O velório acontecerá na terça-feira, 19 na quadra da Portela, em Madureira, em cerimônia aberta ao público, das 8h às 14h. A pedido de Noca, seu corpo será cremado no cemitério do Caju às 16h.

Nascido em Leopoldina a 12 de dezembro de 1932, filho de Ernesto Domingos Araujo e Feliciana Alves Pereira, o menino Oswaldo Alves Pereira ainda em nossa cidade tomou contato com a música através de seu pai professor de violão. Quando tinha pouco mais de cinco anos de idade, mudou-se com a família para o Rio de Janeiro. Na então Capital Federal, apesar de certa contrariedade inicial do pai, acabou se envolvendo profundamente com a música. Estudou violão e teoria musical na Ordem dos Músicos do Brasil.

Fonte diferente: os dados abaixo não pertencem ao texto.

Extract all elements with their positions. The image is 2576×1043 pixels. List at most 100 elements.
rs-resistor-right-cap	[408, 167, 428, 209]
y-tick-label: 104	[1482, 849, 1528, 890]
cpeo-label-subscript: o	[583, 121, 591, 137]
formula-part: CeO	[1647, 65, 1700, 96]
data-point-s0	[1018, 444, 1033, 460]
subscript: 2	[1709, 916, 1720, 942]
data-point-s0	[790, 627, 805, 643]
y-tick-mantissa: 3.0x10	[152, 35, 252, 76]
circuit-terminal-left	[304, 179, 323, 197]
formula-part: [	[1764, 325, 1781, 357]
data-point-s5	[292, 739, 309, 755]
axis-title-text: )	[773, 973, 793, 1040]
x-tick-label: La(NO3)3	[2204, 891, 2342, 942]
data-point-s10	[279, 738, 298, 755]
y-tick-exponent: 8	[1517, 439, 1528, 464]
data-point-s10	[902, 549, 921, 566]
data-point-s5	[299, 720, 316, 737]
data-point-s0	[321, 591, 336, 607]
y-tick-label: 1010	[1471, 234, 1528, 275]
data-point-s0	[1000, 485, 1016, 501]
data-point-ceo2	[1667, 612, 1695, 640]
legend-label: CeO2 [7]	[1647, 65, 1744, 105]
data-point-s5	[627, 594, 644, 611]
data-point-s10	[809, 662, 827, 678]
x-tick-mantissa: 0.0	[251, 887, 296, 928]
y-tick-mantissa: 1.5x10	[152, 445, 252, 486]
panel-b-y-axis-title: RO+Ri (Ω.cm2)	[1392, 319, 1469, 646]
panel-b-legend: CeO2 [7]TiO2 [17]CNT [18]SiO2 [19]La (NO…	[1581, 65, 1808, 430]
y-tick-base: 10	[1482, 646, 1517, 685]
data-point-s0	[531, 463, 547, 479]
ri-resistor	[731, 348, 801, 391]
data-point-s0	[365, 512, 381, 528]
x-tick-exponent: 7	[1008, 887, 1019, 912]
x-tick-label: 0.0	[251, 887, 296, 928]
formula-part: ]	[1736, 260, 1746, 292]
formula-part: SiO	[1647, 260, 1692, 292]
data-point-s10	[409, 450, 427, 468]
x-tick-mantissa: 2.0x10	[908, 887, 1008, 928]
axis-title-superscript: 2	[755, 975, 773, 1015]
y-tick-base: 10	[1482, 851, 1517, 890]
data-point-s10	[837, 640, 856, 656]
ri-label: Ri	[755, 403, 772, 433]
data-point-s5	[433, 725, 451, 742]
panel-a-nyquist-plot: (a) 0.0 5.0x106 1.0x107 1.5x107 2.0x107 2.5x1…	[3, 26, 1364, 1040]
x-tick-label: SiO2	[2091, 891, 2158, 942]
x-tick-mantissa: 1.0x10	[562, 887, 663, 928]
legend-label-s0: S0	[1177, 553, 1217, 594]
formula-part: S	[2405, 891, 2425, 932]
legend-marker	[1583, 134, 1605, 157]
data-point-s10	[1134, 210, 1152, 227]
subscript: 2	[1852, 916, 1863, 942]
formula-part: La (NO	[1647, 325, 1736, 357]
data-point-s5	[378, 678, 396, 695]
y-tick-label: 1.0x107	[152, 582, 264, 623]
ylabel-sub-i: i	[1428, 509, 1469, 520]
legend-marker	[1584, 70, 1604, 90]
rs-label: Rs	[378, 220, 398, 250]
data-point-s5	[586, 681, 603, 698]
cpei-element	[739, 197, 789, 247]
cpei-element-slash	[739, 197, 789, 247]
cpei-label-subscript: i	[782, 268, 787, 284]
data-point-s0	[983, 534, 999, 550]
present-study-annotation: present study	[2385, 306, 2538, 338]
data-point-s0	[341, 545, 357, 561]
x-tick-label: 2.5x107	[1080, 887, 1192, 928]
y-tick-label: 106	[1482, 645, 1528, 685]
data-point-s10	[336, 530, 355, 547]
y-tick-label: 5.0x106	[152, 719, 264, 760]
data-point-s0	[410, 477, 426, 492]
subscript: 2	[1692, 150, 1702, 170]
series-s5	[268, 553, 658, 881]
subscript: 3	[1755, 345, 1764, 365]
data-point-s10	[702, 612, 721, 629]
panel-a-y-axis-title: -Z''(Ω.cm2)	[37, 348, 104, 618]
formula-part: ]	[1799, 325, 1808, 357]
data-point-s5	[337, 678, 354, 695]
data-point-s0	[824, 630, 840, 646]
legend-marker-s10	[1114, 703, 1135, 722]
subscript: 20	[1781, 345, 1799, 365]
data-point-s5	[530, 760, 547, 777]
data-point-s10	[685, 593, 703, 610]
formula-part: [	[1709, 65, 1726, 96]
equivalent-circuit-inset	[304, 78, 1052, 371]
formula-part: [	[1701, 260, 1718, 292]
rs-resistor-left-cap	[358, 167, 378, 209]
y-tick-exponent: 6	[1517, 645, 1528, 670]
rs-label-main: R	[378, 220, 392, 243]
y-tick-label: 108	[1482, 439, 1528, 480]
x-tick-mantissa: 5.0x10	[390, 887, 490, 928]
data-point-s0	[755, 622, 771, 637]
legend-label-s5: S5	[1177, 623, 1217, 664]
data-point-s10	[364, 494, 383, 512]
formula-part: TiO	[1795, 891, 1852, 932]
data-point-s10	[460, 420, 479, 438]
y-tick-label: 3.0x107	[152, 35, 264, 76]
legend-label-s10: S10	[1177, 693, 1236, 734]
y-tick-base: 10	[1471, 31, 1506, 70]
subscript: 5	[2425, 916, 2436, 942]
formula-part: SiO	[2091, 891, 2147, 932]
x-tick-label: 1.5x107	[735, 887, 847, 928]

Trio ABC da Portela nos anos 60: Colombo, Noca e Picolino (SambaRioCarnaval)

De feirante e militante do Partido Comunista a compositor respeitado. Emplacou diversos sucessos nacionais como “Virada”, música composta em parceria com "Gilper", pseudônimo de seu filho Noquinha  e que gravada por Beth Carvalho se tornou um dos hinos da campanha das Diretas Já, “Vendaval da Vida” (Com Délcio Carvalho) sucesso com Alcione, “É preciso Muito Amor”(Com Tião de Miracema) sucesso em 1979 com Chico da Silva e regravada por Zeca Pagodinho, “Peregrino” (Com Toninho Nascimento) gravação de Paulinho da Viola, “Mil Réis”(Com Candeia) gravada por Candeia e Marquinhos Sathan, “Eu Sou Favela” (Com Sérgio Mosca) gravada por Bezerra da Silva  entre outras.

A lista de   grandes nomes que o gravaram é extensa e inclui Elza Soares, Nelson Gonçalves, Clara Nunes,  MPB-4, Fundo de Quintal, Originais do Samba, Maria Bethania, Seu Jorge, Martinho da Vila e muitos outros.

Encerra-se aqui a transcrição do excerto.